Slice audio file with silence interval

python3 -m audio.silence --audio_pattern "./datasets/yuinna/audio/*.wav" --method=pydub`

Cut into silent sections and learned with matched lines for voice file.

Create a file : numpy, npz

python3 -m datasets.generate_data ./datasets/son/alignment.json

alignment means lines that matched audios.

Concatenate WAV file (Method: SoX v14.4.1)

sox input1.wav input2.wav input3.wav output.wav

you can also combine wav files using FFMPEG.

Remove noise (Method: SoX v14.4.1)

sox input.wav -n noiseprof noise.prof
sox input.wav output.wav noisered noise.prof 0.21

Training

Train a model

python3 train.py --data_path ./datasets/yuinna,./datasets/kss,./datasets/nandong

Tensorboard

tensorboard --logdir=logs\son+yuinna

Synthesis audio & Run Demo APP

Synthesis

python synthesizer.py --load_path logs/son+yuinna --text "반갑습니다" --num_speakers 2 --speaker_id 0

id 0 is Seok-Hee Son.
id 1 is In-Na Yoo.

Run APP (Demo web page)

python app.py --load_path logs/son+yuinna --num_speakers=2

Some issues

Librosa version problem

If you use a different version of librosa(0.6.2 or 0.6.3), learning can stop after 500 steps.
Fix it with the following source code. (the file:audio/__init__.py)

Learning (Linux server, Librosa 0.6.2, 0.6.3)

#librosa 0.6.2, 0.6.3
def save_audio(audio, path, sample_rate=None):
    #audio *= 32767 / max(0.01, np.max(np.abs(audio)))
    librosa.output.write_wav(path, audio, #.astype(np.int16)
            hparams.sample_rate if sample_rate is None else sample_rate)

    print(" [*] Audio saved: {}".format(path))

Demo (Window server, Librosa 0.5.1)

#librosa 0.5.1
def save_audio(audio, path, sample_rate=None):
    audio *= 32767 / max(0.01, np.max(np.abs(audio)))
    librosa.output.write_wav(path, audio.astype(np.int16),
            hparams.sample_rate if sample_rate is None else sample_rate)

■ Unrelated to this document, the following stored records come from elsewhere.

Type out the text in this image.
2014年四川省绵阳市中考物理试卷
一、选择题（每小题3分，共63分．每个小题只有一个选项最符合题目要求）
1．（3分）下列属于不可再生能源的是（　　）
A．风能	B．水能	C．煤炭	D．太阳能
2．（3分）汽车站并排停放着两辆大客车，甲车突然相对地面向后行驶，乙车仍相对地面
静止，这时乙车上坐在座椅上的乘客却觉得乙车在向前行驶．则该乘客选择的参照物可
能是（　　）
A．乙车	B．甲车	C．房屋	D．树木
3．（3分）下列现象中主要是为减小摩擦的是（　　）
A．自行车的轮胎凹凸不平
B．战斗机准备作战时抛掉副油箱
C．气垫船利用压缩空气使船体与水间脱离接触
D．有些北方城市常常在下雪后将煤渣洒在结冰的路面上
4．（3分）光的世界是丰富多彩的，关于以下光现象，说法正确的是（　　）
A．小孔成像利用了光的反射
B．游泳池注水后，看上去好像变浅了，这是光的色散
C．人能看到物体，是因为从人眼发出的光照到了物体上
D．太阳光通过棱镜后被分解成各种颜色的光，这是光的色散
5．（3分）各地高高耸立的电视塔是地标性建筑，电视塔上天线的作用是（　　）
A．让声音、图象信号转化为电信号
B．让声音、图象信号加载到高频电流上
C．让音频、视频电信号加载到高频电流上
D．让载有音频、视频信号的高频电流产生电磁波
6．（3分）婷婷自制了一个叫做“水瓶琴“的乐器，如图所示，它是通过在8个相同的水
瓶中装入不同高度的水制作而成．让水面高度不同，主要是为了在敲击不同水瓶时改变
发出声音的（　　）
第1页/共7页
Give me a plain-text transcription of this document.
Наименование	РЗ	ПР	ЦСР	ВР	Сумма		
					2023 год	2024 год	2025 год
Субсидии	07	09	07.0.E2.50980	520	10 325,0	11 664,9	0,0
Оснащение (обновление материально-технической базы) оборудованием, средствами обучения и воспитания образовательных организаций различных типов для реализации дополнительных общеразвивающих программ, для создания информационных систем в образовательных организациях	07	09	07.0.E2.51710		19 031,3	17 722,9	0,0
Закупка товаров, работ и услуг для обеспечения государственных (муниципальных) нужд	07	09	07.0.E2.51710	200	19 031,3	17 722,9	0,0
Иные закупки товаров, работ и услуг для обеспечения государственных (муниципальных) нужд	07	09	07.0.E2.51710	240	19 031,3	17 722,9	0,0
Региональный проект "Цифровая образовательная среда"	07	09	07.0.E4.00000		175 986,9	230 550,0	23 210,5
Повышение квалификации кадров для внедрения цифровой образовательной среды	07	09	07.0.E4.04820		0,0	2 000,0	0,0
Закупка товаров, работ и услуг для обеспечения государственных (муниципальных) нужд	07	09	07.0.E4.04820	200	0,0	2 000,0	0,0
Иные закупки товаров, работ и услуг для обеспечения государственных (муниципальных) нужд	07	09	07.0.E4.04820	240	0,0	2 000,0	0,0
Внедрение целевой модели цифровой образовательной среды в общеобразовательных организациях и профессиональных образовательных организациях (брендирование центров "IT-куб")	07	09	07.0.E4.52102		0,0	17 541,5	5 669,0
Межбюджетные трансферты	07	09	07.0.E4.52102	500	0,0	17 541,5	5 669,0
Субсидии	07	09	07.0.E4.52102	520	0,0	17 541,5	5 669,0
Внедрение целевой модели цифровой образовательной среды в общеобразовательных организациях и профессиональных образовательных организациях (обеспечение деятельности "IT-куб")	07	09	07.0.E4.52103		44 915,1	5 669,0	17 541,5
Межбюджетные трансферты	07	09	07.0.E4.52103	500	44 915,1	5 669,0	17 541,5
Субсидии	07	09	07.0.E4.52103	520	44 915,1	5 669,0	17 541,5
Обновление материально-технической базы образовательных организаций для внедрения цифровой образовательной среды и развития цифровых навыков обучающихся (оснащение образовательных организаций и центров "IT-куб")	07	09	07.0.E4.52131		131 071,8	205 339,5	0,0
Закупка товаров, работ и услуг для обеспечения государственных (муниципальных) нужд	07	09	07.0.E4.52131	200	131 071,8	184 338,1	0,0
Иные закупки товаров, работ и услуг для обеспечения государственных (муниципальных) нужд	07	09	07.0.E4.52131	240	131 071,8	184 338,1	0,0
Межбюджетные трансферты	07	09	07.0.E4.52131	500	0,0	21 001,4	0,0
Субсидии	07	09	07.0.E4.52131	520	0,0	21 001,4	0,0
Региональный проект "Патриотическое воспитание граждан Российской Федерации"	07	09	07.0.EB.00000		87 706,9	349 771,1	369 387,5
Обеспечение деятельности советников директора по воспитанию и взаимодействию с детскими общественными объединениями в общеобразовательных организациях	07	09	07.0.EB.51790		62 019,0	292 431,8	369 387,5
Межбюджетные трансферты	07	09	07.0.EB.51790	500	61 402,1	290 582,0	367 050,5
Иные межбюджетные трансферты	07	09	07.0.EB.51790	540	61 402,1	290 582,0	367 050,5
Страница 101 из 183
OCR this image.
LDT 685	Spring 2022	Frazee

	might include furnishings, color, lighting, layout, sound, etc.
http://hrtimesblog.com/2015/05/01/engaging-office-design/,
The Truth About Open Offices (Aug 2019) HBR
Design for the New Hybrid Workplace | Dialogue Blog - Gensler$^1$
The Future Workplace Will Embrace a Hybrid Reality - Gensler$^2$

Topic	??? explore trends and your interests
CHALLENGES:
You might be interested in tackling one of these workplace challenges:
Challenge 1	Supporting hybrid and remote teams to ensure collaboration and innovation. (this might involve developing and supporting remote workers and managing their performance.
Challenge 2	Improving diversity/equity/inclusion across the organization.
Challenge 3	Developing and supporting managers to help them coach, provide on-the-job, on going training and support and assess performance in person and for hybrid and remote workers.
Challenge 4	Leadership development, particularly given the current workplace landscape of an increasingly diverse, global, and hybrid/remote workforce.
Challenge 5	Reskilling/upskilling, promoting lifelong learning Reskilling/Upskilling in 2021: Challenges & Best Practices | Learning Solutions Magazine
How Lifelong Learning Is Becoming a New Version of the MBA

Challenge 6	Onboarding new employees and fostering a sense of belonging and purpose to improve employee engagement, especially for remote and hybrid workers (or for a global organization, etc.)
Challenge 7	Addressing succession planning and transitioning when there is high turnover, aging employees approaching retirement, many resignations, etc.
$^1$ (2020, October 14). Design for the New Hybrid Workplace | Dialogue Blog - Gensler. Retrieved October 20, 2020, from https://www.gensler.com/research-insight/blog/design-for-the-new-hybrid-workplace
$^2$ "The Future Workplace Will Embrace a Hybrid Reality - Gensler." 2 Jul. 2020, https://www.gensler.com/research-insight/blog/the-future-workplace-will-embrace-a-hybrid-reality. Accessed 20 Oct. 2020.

    print(" [*] Audio saved: {}".format(path))

Good combination of speaker

Model name (speaker)
- son (Seok-Hee Son)
- yuinna (In-Na Yoo)
- new_inna (In-Na Yoo, version2)
- nandong (Nan-Hee Kim, team member)
- nandong2 (Nan-Hee Kim, team member, version 2)
- LEEJH (Ju-Hyung Lee, team member)
- kss (Korean corpus)
- hozzi (Ho-Yeon Kim, team member)
About speaker
- version2 is the results We've gone through more screening about lines with speech.
- hozzi was unable to use because of poor learning results.
- Son is the datasets of Newroom
  - 43700 lines / 11 hours
  - using Google Cloud STT API + handmade
- new_inna is the datasets of audiobook
  - 3670 lines / 5 hours
  - handmade
- kss is the provided datasets
  - 12800 lines / 3 hours
- LEEJH & nandong2
  - 2930 lines / 3 hours
  - recorded The Old Man and the Sea in a quiet environment
  - handmade
- hozzi
  - 550 lines / an hour
  - handmade
Experiments
- son + yuinna
- son + yuinna + hozzi
- son + hozzi
- yuinna + kss
- new_inna + kss + LEEJH
- new_inna + kss + LEEJH + nandong
- new_inna + kss + nandong2
- new_inna + kss + LEEJH + nandong2
Best combination
- son + yuinna
  - son was the best result.
  - yuinna was the worst result.
- new_inna + kss + LEEJH
  - new_inna, kss, LEEJH were the best results.
- new_inna + kss + LEEJH + nandong2
  - nandong2 was the best results.

Prerequisites

There is a difference from the original model github version.
You can refer to our version.

Model

If you want to model-learning, you can refer to original source code here.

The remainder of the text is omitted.